En una reciente entrevista, el Presidente del Tribunal Supremo y del Consejo General del Poder Judicial demuestra en sus respuestas a las incisivas preguntas de una periodista verdaderamente profesional, hasta qué punto nuestro sistema institucional es insalvable sin una reforma que sacuda sus fundamentos. Cuando Carlos Lesmes es interrogado sobre el acuerdo entre los dos grandes partidos que desembocó en su nombramiento, niega su existencia y afirma sin rubor aparente que su encumbramiento fue fruto de dieciséis votos sobre veinte en el órgano de gobierno de los jueces, como si sus vocales no hubieran sido a su vez pactados en función de cuotas partidarias. Cuando los medios publican pictogramas del Consejo con las correspondientes siglas al lado de cada nombre, viene su actual Presidente y nos quiere hacer creer que el mecanismo de su designación es angélicamente neutral.
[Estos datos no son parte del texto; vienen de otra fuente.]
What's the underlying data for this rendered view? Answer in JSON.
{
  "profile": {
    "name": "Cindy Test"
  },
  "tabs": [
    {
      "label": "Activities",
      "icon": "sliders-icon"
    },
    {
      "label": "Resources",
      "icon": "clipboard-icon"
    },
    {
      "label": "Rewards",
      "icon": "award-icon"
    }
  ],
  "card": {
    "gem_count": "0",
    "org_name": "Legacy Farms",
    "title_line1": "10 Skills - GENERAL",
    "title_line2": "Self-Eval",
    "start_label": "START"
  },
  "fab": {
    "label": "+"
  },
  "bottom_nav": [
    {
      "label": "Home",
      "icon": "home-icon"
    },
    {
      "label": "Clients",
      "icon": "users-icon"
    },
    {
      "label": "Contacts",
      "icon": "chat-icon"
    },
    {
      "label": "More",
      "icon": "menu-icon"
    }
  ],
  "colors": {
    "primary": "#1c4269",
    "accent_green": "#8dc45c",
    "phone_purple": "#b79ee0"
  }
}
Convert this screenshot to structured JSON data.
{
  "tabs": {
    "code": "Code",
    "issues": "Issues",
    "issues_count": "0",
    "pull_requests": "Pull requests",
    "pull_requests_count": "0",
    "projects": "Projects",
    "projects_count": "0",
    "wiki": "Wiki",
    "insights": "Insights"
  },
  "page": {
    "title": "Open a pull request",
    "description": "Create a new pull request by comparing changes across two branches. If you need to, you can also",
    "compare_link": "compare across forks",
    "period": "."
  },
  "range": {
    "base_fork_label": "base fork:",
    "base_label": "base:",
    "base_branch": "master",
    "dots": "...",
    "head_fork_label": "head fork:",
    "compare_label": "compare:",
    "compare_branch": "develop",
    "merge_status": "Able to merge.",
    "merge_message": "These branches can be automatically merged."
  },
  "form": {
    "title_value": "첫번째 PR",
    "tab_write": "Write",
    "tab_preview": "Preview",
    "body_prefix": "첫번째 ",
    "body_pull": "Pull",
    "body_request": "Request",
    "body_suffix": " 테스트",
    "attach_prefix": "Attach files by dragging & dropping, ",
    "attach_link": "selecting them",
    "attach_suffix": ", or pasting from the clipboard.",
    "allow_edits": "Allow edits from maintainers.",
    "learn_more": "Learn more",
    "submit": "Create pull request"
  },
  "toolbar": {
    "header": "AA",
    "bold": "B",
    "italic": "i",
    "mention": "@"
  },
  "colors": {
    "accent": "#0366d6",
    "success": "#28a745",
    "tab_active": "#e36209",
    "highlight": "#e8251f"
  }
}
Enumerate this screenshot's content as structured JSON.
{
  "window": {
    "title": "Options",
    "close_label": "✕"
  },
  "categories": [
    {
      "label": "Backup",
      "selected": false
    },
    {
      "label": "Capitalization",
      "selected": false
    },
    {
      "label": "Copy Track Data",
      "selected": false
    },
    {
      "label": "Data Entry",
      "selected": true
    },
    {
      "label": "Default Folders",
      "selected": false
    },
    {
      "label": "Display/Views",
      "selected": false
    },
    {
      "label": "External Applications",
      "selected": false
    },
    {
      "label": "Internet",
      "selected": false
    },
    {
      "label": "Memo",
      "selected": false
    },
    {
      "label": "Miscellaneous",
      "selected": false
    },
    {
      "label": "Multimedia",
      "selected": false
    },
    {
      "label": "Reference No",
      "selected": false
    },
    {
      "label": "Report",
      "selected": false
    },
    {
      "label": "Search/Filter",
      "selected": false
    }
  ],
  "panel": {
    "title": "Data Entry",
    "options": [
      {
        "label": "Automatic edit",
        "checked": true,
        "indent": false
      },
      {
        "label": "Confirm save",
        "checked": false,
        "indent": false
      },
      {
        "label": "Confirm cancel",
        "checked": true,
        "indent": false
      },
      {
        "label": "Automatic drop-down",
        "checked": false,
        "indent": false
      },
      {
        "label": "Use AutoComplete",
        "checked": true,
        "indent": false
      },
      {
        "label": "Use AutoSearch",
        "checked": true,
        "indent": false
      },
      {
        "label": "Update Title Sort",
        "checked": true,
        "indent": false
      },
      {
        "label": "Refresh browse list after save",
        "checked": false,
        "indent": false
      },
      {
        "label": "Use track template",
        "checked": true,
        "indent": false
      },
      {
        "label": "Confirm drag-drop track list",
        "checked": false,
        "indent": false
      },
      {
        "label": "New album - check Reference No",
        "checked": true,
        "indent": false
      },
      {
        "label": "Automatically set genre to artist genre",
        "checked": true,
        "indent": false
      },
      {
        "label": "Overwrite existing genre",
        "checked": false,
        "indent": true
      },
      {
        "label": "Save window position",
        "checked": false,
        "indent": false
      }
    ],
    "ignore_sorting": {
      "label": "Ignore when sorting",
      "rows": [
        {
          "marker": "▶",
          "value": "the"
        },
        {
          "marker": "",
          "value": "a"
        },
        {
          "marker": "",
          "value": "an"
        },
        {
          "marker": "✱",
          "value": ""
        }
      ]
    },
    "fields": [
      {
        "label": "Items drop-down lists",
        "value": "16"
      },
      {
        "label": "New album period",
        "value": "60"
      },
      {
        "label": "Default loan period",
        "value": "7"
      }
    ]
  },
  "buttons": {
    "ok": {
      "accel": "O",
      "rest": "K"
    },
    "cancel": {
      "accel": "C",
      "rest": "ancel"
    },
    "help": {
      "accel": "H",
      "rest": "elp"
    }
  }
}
Al ser inquirido sobre el hecho de que su elección está recurrida ante el Tribunal que él mismo encabeza por el hecho de que varios vocales que le votaron declararon no conocerle, argumenta y se queda tan a gusto que entre la propuesta y la votación transcurrió una semana, como si siete días fuese un tiempo suficiente para formar un criterio sólido sobre alguien de quién previamente no se tenía noticia. Además, y para redondear la faena, esgrime que se presentaron candidatos alternativos que también exhibieron sus currículos. Naturalmente, pero se trataba de un paripé porque las órdenes procedentes de Génova y Ferraz habían sido ya emitidas y todo estaba atado y bien atado.
Tampoco tienen desperdicio sus apreciaciones en relación a los jueces que piden servicios especiales para dedicarse a la política y después vuelven a sus salas a dictar sentencias como si tal cosa. Esta aberración, incompatible con una auténtica separación de poderes, no se permite en aquellos países que respetan la función judicial y su independencia, pero en nuestros lares el juez de más alto rango lo encuentra de lo más normal, probablemente porque él mismo fue Director General en un Gobierno de un color determinado, casualmente el del que ahora ostenta la mayoría absoluta. Lo más peregrino de su planteamiento es la teoría de que la independencia judicial se justifica por su ejercicio, prescindiendo de cualquier contaminación anterior, por grave y ostensible que sea. Los padres fundadores de la nación americana y su luminosa advertencia sobre la desconfianza que siempre debe suscitar el poder quedarían atónitos ante los extraños razonamientos de Carlos Lesmes.
Como coronación de su brillante visión de la judicatura, nos explica que la elección del Consejo General del Poder Judicial por el Parlamento «proyecta la pluralidad que existe en las Cámaras», olvidando que en España los diputados se someten al sufragio ciudadano en listas cerradas y bloqueadas confeccionadas por el jefe de filas sin que haya un vínculo real entre representantes y representados. Sus señorías son empleados del partido que actúan a toque de silbato del portavoz, que ejerce de cómitre y que, a su vez, está a las órdenes de la cúpula.
Cuando el máximo responsable de impartir justicia se dedica a defender lo indefendible sin un ápice de escrúpulos intelectuales, se confirma la convicción que han adquirido ya millones de españoles: o reconvertimos el Estado o el Estado nos convertirá en un rebaño.